The UK is not the best place in the world to start a business, according to the latest research.
A recent study weighed up factors such as population, business survival rates and the average cost of living, with the UK coming thirteenth in the list of 15 countries.
The overall score is hampered by a five-year enterprise survival rate of just 44 per cent, with a score of 1.15 out of three for the cost of living. This means that despite an employment rate of 75 per cent, the UK ranks behind countries such as the US and Belgium, who came first and second respectively.
The US placed top because of a mixture of excellent average annual salary, high business survival rate and a healthy employment rate. The best states for business start-ups in the US are New York, California and Texas according to the study.
Ireland, Canada, France, Sweden, Australia, Germany, Latvia, the Netherlands and Italy also made the list of the top 15 countries to start a business, ahead of the UK. Meanwhile, Spain and Portugal dragged behind at 14 and 15, respectively.
Interestingly, there are also a number of start-up hotspots within the UK. London is ahead in terms of numbers, with a particular focus on the hugely successful tech hubs, while the data found that Birmingham was a particularly successful start-up centre.

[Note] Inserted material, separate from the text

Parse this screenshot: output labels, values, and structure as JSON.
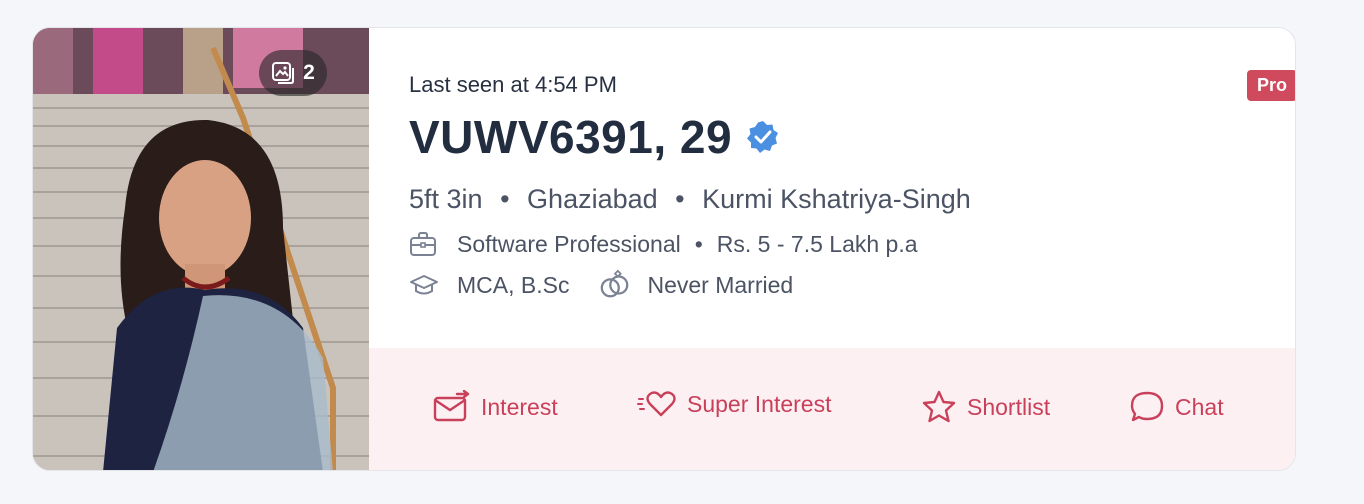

Birmingham is home to the largest business population outside of London, whilst also offsetting some of the capital’s less stable elements. The city also enjoys a more reasonable cost of living, with a thriving tech industry of its own.
Jon Stocker, General Practice Partner at Milsted Langdon, said: “While the UK doesn’t rank top for start-ups, there are plenty of positive aspects. The high employment rate is a particular positive, with the thriving technology sector and success of cities such as London and Birmingham having a clear impact on the economy.